Nehmen wir einmal an, dass die Symbolfolgen, die in das Zimmer gereicht werden, Fragen sind. Und nehmen wir an, dass die Symbolfolgen, die Searle mit Hilfe des Regelbuches erstellt, passende Antworten auf diese Fragen sind. Angenommen, die Antworten wären so gut, dass man sie nicht von jenen eines Chinesischen Muttersprachlers unterscheiden könnte, dann hätte Searle mit Hilfe des Regelbuches, das unschwer als Metapher für ein Computerprogramm zu erkennen ist, den Turingtest bestanden.

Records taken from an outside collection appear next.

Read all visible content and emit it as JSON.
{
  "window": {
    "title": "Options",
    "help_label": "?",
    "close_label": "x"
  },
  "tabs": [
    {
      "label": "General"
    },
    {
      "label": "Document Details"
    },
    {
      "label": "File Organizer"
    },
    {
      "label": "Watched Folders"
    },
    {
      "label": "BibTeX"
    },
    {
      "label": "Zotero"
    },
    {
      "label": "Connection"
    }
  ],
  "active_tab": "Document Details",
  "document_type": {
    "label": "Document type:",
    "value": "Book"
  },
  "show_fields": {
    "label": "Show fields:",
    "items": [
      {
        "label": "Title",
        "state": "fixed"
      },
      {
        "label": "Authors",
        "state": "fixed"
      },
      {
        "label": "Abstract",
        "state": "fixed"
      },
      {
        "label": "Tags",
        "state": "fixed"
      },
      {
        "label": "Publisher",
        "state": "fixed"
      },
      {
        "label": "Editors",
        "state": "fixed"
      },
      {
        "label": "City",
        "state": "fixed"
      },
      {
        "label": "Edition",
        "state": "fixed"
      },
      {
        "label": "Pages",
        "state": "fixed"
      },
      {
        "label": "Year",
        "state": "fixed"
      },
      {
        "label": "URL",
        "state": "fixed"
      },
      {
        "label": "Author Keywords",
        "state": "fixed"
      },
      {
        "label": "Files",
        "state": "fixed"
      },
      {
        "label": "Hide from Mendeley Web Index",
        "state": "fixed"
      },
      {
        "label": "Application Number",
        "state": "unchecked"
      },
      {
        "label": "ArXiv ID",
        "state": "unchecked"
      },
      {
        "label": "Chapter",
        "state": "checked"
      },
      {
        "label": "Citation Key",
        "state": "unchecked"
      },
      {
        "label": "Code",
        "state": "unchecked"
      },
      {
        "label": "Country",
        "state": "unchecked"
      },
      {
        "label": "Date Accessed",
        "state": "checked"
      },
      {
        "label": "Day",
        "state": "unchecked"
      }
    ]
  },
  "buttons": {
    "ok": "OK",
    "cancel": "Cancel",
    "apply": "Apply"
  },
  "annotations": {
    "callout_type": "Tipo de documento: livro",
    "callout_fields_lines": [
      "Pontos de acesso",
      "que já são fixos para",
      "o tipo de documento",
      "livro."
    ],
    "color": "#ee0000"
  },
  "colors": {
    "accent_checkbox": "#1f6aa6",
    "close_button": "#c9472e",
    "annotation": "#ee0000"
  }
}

Aber hätte er deshalb auch Chinesisch gelernt? Die Antwort lautet: Nein, es gibt nur Regeln, aber es ist weit und breit kein Verständnis für die Bedeutung der Symbole entstanden.

Was bedeutet das?
Viele Leute glauben, Searles Argument wolle beweisen, dass Maschinen niemals Bewusstsein oder Geist entwickeln könnten. Doch das stimmt so nicht. Der Punkt ist subtiler: Auch
Maschinen steht prinzipiell die Tür zur Sphäre des Geistigen offen. Nur ist offenbar etwas an der herkömmlichen Art und Weise falsch, wie die heutigen Computer arbeiten. Deren Programme sind Regelwerke, die weder Bedeutung haben noch Bedeutung erzeugen können. Nicht die Maschinen sind das Problem, sondern die Konzentration auf die Berechnung, auf die nackte Syntax.

Wie kriegt man also den Geist in die Maschine? Searle sagt: Indem man eine Maschine baut, die genau jene kausalen Eigenschaften aufweist, die auch das menschliche Gehirn hat. Das heißt im Klartext: Auch Philosophen und Künstliche-Intelligenz-Forscher kommen um die Neurobiologie nicht herum. Einen einfacheren Weg gibt es nicht.